Ich liebe es, dass ich total flexibel sein kann. Mich muss man nie zum arbeiten zwingen, da ich das immer gerne mache. Es ist einfach schön, selbstständig zu sein. Ich habe fast immer mit Menschen zu tun und kann die Arbeitszeiten auch super mit meinem Sohn vereinbaren. Da geht es auch nicht nur um Geld. Das Tollste ist, wenn man am Ende des Auftrags sieht, wie glücklich die Kunden sind und was da für Emotionen mitspielen. In den ganzen Jahren habe ich schon mit so vielen Kunden – Käufern und Verkäufern – Freundschaften geschlossen, die mir immer noch geblieben sind. Mit den Einen fahre ich zum Beispiel auch gemeinsam in den Urlaub. Ich habe da so nette Leute kennengelernt, dass ich den Job echt liebe.

Was betrachten Sie als besonders schwierig am Beruf des Immobilienmaklers?

Das Hacken und Stechen von allen Seiten. Die Konkurrenz wird immer schwieriger, die Kundenansprüche werden immer höher. Es gibt glaube ich kaum einen anderen Beruf, in dem mit so unfairen Mitteln gespielt wird, wie in der Immobilienbranche. Selbstverständlich gilt das nicht für alle Immobilienmakler, aber leider doch für recht viele. Da steckt so viel Geld und Arbeit dahinter, dass auch feste Abmachungen für Einige nicht verpflichtend erscheinen. Daher bin ich umso glücklicher, in einem so tollen Team bei REMAX in Trudering arbeiten zu können. Vertrauen und Teamgeist werden hier noch großgeschrieben. Ich fühle mich rundum wohl bei meiner Arbeit.

Können Sie uns kurz über ein amüsantes oder herausragendes Erlebnis aus Ihrem Berufsalltag berichten?

Ich habe mal eine Immobilie verkauft für eine Eigentümerin, die ich zuvor nie persönlich getroffen hatte. Wir haben das Haus hergerichtet und erfolgreich verkauft. Bis dahin stand das Haus schon einige Monate leer. Die Käufer wollten das Haus vor der Übergabe noch einmal besichtigen, um es ihren Eltern zeigen zu können.
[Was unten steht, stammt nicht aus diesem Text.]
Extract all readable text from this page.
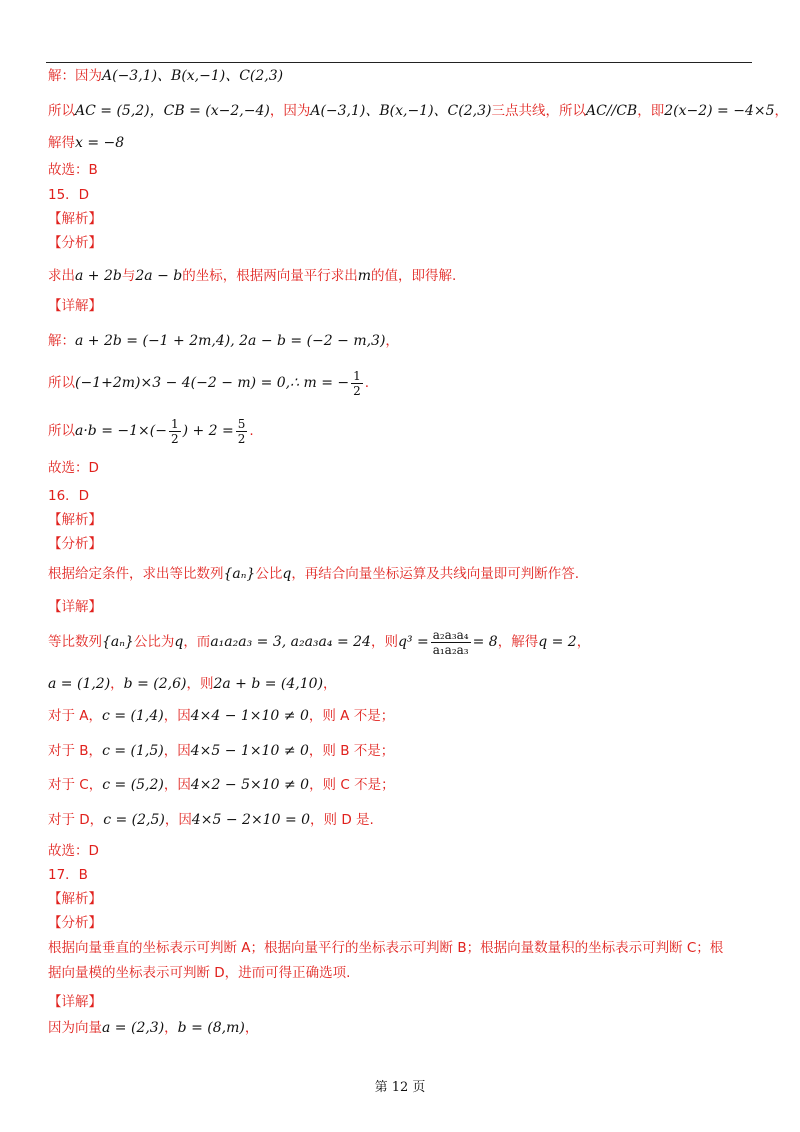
解：因为A(−3,1)、B(x,−1)、C(2,3)
所以AC = (5,2)，CB = (x−2,−4)，因为A(−3,1)、B(x,−1)、C(2,3)三点共线，所以AC//CB，即2(x−2) = −4×5，
解得x = −8
故选：B
15．D
【解析】
【分析】
求出a + 2b与2a − b的坐标，根据两向量平行求出m的值，即得解.
【详解】
解：a + 2b = (−1 + 2m,4), 2a − b = (−2 − m,3)，
所以(−1+2m)×3 − 4(−2 − m) = 0,∴ m = − $\frac{1}{2}$ .
所以$a\cdot b = -1\times(- \frac{1}{2}$ ) + $2 = \frac{5}{2}$ .
故选：D
16．D
【解析】
【分析】
根据给定条件，求出等比数列{aₙ}公比q，再结合向量坐标运算及共线向量即可判断作答.
【详解】
等比数列{aₙ}公比为q，而a₁a₂a₃ = 3, a₂a₃a₄ = 24，则$q^3 = \frac{\text{a₂a₃a₄}}{\text{a₁a₂a₃}} = 8$，解得q = 2，
a = (1,2)，b = (2,6)，则2a + b = (4,10)，
对于 A，c = (1,4)，因4×4 − 1×10 ≠ 0，则 A 不是；
对于 B，c = (1,5)，因4×5 − 1×10 ≠ 0，则 B 不是；
对于 C，c = (5,2)，因4×2 − 5×10 ≠ 0，则 C 不是；
对于 D，c = (2,5)，因4×5 − 2×10 = 0，则 D 是.
故选：D
17．B
【解析】
【分析】
根据向量垂直的坐标表示可判断 A；根据向量平行的坐标表示可判断 B；根据向量数量积的坐标表示可判断 C；根
据向量模的坐标表示可判断 D，进而可得正确选项.
【详解】
因为向量a = (2,3)，b = (8,m)，
第 12 页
Mein Mann hat mir damals etwas geholfen und mit den Käufern ebendiesen Termin ausgemacht. Er kam eine Viertelstunde vor dem Termin an und betrat schon mal das Haus, um noch durchzulüften und so weiter.
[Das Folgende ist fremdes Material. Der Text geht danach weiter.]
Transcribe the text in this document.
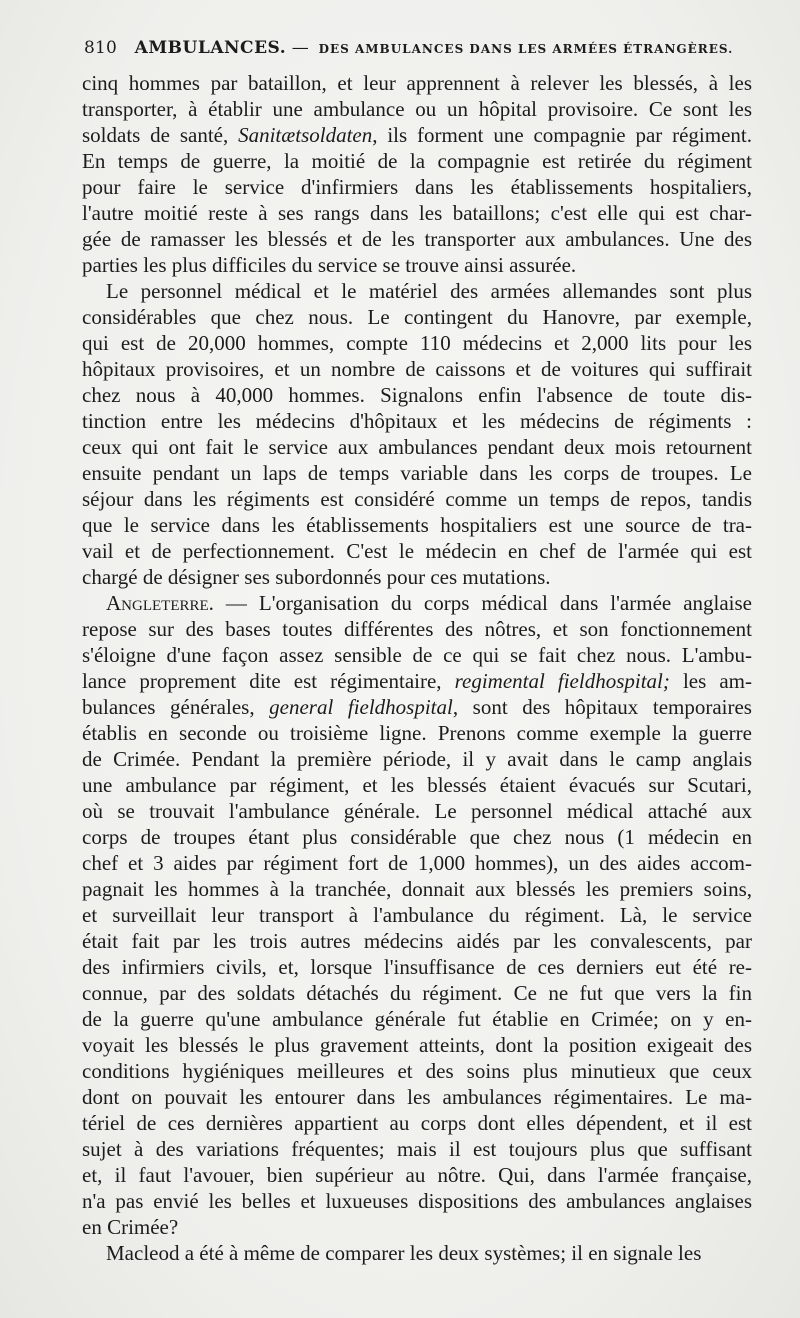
810 AMBULANCES. — DES AMBULANCES DANS LES ARMÉES ÉTRANGÈRES.
cinq hommes par bataillon, et leur apprennent à relever les blessés, à les
transporter, à établir une ambulance ou un hôpital provisoire. Ce sont les
soldats de santé, Sanitætsoldaten, ils forment une compagnie par régiment.
En temps de guerre, la moitié de la compagnie est retirée du régiment
pour faire le service d'infirmiers dans les établissements hospitaliers,
l'autre moitié reste à ses rangs dans les bataillons; c'est elle qui est char-
gée de ramasser les blessés et de les transporter aux ambulances. Une des
parties les plus difficiles du service se trouve ainsi assurée.
Le personnel médical et le matériel des armées allemandes sont plus
considérables que chez nous. Le contingent du Hanovre, par exemple,
qui est de 20,000 hommes, compte 110 médecins et 2,000 lits pour les
hôpitaux provisoires, et un nombre de caissons et de voitures qui suffirait
chez nous à 40,000 hommes. Signalons enfin l'absence de toute dis-
tinction entre les médecins d'hôpitaux et les médecins de régiments :
ceux qui ont fait le service aux ambulances pendant deux mois retournent
ensuite pendant un laps de temps variable dans les corps de troupes. Le
séjour dans les régiments est considéré comme un temps de repos, tandis
que le service dans les établissements hospitaliers est une source de tra-
vail et de perfectionnement. C'est le médecin en chef de l'armée qui est
chargé de désigner ses subordonnés pour ces mutations.
Angleterre. — L'organisation du corps médical dans l'armée anglaise
repose sur des bases toutes différentes des nôtres, et son fonctionnement
s'éloigne d'une façon assez sensible de ce qui se fait chez nous. L'ambu-
lance proprement dite est régimentaire, regimental fieldhospital; les am-
bulances générales, general fieldhospital, sont des hôpitaux temporaires
établis en seconde ou troisième ligne. Prenons comme exemple la guerre
de Crimée. Pendant la première période, il y avait dans le camp anglais
une ambulance par régiment, et les blessés étaient évacués sur Scutari,
où se trouvait l'ambulance générale. Le personnel médical attaché aux
corps de troupes étant plus considérable que chez nous (1 médecin en
chef et 3 aides par régiment fort de 1,000 hommes), un des aides accom-
pagnait les hommes à la tranchée, donnait aux blessés les premiers soins,
et surveillait leur transport à l'ambulance du régiment. Là, le service
était fait par les trois autres médecins aidés par les convalescents, par
des infirmiers civils, et, lorsque l'insuffisance de ces derniers eut été re-
connue, par des soldats détachés du régiment. Ce ne fut que vers la fin
de la guerre qu'une ambulance générale fut établie en Crimée; on y en-
voyait les blessés le plus gravement atteints, dont la position exigeait des
conditions hygiéniques meilleures et des soins plus minutieux que ceux
dont on pouvait les entourer dans les ambulances régimentaires. Le ma-
tériel de ces dernières appartient au corps dont elles dépendent, et il est
sujet à des variations fréquentes; mais il est toujours plus que suffisant
et, il faut l'avouer, bien supérieur au nôtre. Qui, dans l'armée française,
n'a pas envié les belles et luxueuses dispositions des ambulances anglaises
en Crimée?
Macleod a été à même de comparer les deux systèmes; il en signale les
Auf einmal rief mich mein Mann an und sagte mir, dass die Türe offen sei. Ich vermutete zuerst, dass das einfach jemand beim letzten Mal vergessen hatte, obwohl auch das ungewöhnlich gewesen wäre. Ein paar Minuten später rief er mich wieder an und erzählte, dass in dem Haus leere Bierflaschen, Zigaretten, Spritzen und Schlafsäcke liegen. Da war der Schreck natürlich groß! Ich habe meinen Mann dann gebeten, dass er es etwas wegräumen kann, bis die Käufer kommen.

Wenig darauf sagte er zu mir, dass jemand im Keller im Hobbyraum sei. Wir haben sofort die Polizei gerufen. Kurz später kamen gleichzeitig sowohl die Käufer als auch das SEK mit mehreren Einsatzwagen an. Das Haus wurde gestürmt mit einem lauten „TÜR FLIEGT“! Die neuen Eigentümer waren komplett geschockt.

Es stellte sich heraus, dass der Nachbarsjunge mit Freunden in das Haus eingebrochen war und sie im Keller geklaute Fahrräder lagerten, um diese weiterzuverkaufen. Nach dem ersten großen Schrecken konnten aber zum Glück auch die Käufer relativ bald wieder beruhigt werden und sich auf Ihr neues Zuhause freuen. Seitdem, wenn es etwas spannend wird, denke ich oft an „TÜR FLIEGT“.

Wohin soll Ihre nächste Reise gehen bzw. was ist Ihr Lieblingsreiseziel?

Meine nächste Reise geht nach Griechenland. Ich war selbst noch nie dort, aber einige meiner Freunde sind Griechen und jetzt will ich da auch mal hin. Für Pfingsten habe ich eine Woche Kreta gebucht. In den Sommerferien fahren wir dann mit einem Kreuzfahrtschiff von Venedig über Kroatien und Griechenland. Wir fahren jeden Sommer mindestens eine Woche mit einem Schiff und auch jedes Jahr woanders. Eine schöne Möglichkeit, immer etwas Neues zu entdecken. An Pfingsten machen wir dann meistens noch einen kleinen Badeurlaub. Wenn mein Sohn etwas älter ist, werden wir uns auch die weiteren Reiseziele wie z.B. China anschauen.